The CIA / U.S. military have been involved with electronic warfare for a long time. I would disagree and say they're at least as innovative and perfectly capable of carrying out something like this. If it was a US operation though, I would probably add the NSA to the mix as well, since they likely would have had involvement at some point in the process. In either scenario though, it would likely involve contractors of some sort, if only for the specialized Siemens knowledge that would be required.

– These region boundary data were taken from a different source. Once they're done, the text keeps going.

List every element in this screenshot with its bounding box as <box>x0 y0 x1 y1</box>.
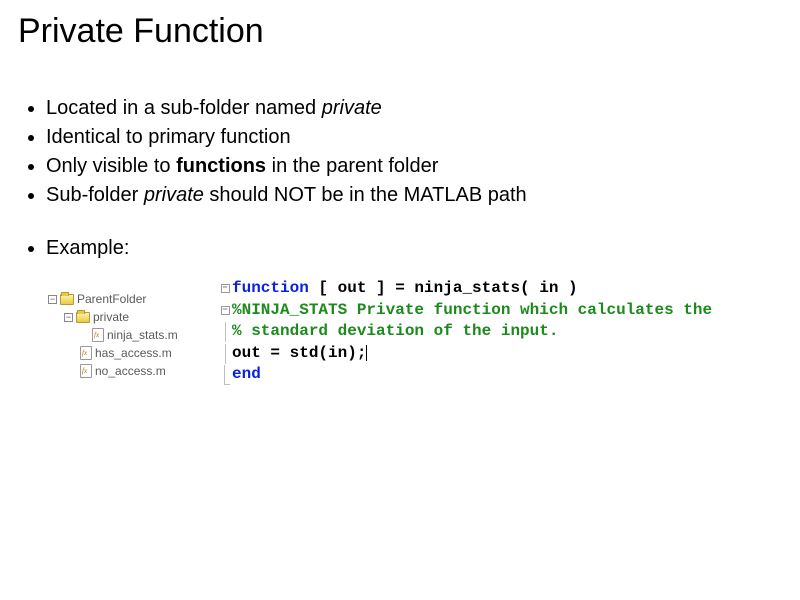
tree-label: has_access.m <box>95 344 172 362</box>
collapse-icon[interactable]: − <box>64 313 73 322</box>
mfile-icon <box>92 328 104 342</box>
code-keyword: end <box>232 364 261 386</box>
tree-file-ninja[interactable]: ninja_stats.m <box>48 326 198 344</box>
tree-label: private <box>93 308 129 326</box>
folder-icon <box>60 294 74 305</box>
bullet-bold: functions <box>176 155 266 177</box>
bullet-text: should NOT be in the MATLAB path <box>204 184 527 206</box>
slide: Private Function Located in a sub-folder… <box>0 0 800 396</box>
code-line: − %NINJA_STATS Private function which ca… <box>218 300 712 322</box>
tree-folder-parent[interactable]: − ParentFolder <box>48 290 198 308</box>
code-text: [ out ] = ninja_stats( in ) <box>309 279 578 297</box>
tree-label: no_access.m <box>95 362 166 380</box>
code-line: end <box>218 364 712 386</box>
tree-file-has[interactable]: has_access.m <box>48 344 198 362</box>
bullet-text: Sub-folder <box>46 184 144 206</box>
code-editor[interactable]: − function [ out ] = ninja_stats( in ) −… <box>218 278 712 386</box>
fold-bar-icon <box>225 322 226 342</box>
mfile-icon <box>80 346 92 360</box>
example-content: − ParentFolder − private ninja_stats.m h… <box>18 278 782 386</box>
tree-file-no[interactable]: no_access.m <box>48 362 198 380</box>
code-line: % standard deviation of the input. <box>218 321 712 343</box>
tree-label: ninja_stats.m <box>107 326 178 344</box>
bullet-item: Identical to primary function <box>46 124 782 151</box>
bullet-text: in the parent folder <box>266 155 438 177</box>
bullet-item: Only visible to functions in the parent … <box>46 153 782 180</box>
tree-folder-private[interactable]: − private <box>48 308 198 326</box>
mfile-icon <box>80 364 92 378</box>
folder-icon <box>76 312 90 323</box>
bullet-em: private <box>144 184 204 206</box>
bullet-text: Only visible to <box>46 155 176 177</box>
bullet-text: Located in a sub-folder named <box>46 97 322 119</box>
fold-icon[interactable]: − <box>221 284 230 293</box>
collapse-icon[interactable]: − <box>48 295 57 304</box>
example-heading: Example: <box>46 237 782 260</box>
folder-tree: − ParentFolder − private ninja_stats.m h… <box>48 278 198 380</box>
bullet-list: Located in a sub-folder named private Id… <box>46 95 782 209</box>
example-heading-list: Example: <box>46 237 782 260</box>
code-line: − function [ out ] = ninja_stats( in ) <box>218 278 712 300</box>
bullet-item: Located in a sub-folder named private <box>46 95 782 122</box>
page-title: Private Function <box>18 12 782 51</box>
code-comment: % standard deviation of the input. <box>232 321 558 343</box>
fold-end-icon <box>224 365 230 385</box>
fold-bar-icon <box>225 344 226 364</box>
code-comment: %NINJA_STATS Private function which calc… <box>232 300 712 322</box>
fold-icon[interactable]: − <box>221 306 230 315</box>
code-text: out = std(in); <box>232 344 366 362</box>
bullet-em: private <box>322 97 382 119</box>
tree-label: ParentFolder <box>77 290 146 308</box>
text-cursor <box>366 345 367 361</box>
bullet-item: Sub-folder private should NOT be in the … <box>46 182 782 209</box>
code-keyword: function <box>232 279 309 297</box>
code-line: out = std(in); <box>218 343 712 365</box>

Likely a joint project, offered in return for one of the Israeli settlement freezes of the last few years. The motorcycle bombings were clearly Mossad, but the technical expertise, specifically the specs needed on the Siemens products, would probably have come from the US.
This whole affair feels like a cyberpunk action thriller. It's a bit spooky that it's real.
I think the US is plenty capable of pulling this type of thing off. They've done something somewhat similar a long while back... well, allegedly anyways.